London: Lung tissue of patients who suffer severely from COVID-19 shows good recovery in most cases, according to a study. The researchers at the Radbound University in the Netherlands found that the group which was referred by a GP did not recover as well as patients who were admitted to the hospital's Intensive Care Unit (ICU).
The study, published in the journal Clinical Infectious Diseases, included 124 patients who had recovered from acute COVID-19 infections. The patients were examined by CT scan and a lung functional test. After three months, the researchers took stock, which revealed that the patients' lung tissue is recovering well.
Residual damage in the lung tissue was generally limited, and was most often seen in patients who were treated in the ICU, they said. According to the study, the most common complaints after three months are fatigue, shortness of breath and chest pains.
"The patterns we see in these patients show similarities with recovery after acute pneumonia or acute respiratory distress syndrome (ARDS), in which fluid accumulates in the lungs," pulmonologist Bram van den Borst said.
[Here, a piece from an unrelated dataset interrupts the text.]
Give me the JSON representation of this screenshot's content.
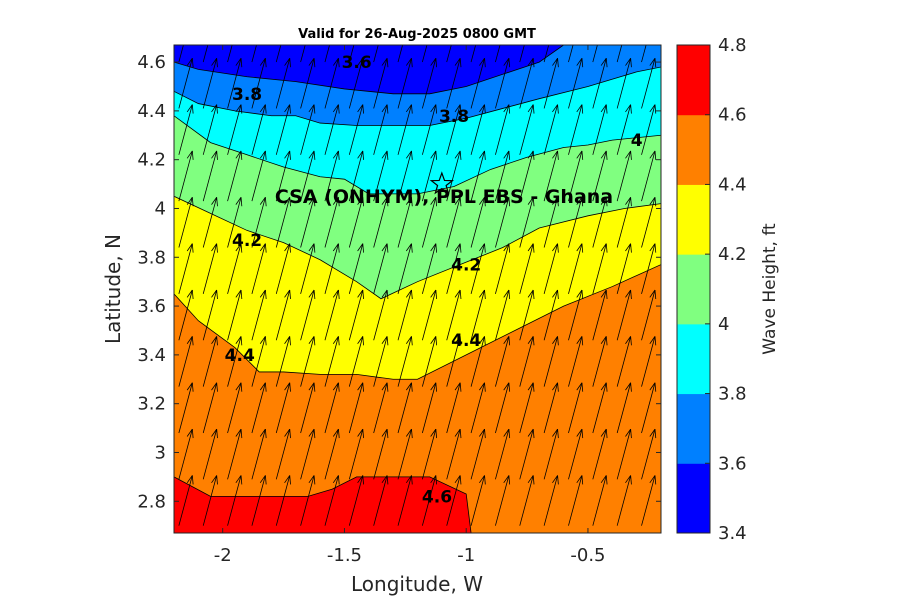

"Recovery from these conditions also generally takes a long time. It is encouraging to see that lungs after COVID-19 infections exhibit this level of recovery," van den Borst said in a statement.
In the study, the patients were divided into three categories: a group who were admitted to the ICU, patients who were admitted to a nursing ward in the hospital, and those who could stay home but experienced persisting symptoms that eventually warranted a referral from their GP.
The study assessed how patients fared after three months, and revealed that the patients who were referred to the aftercare clinic by their GP showed the worst recovery in the following period, the researchers said.
This latter group of patients was referred because of their persisting symptoms, they said. "However, it does seem that there is a clear subgroup of patients who initially experienced mild COVID-19 symptoms and later kept experiencing persistent long-term complaints and limitations," van den Borst explained.
"What is striking is that we barely found any anomalies in the lungs of these patients. Considering the variety and seriousness of the complaints and the plausible size of this subgroup, there is an urgent need for further research into explanations and treatment options," he said.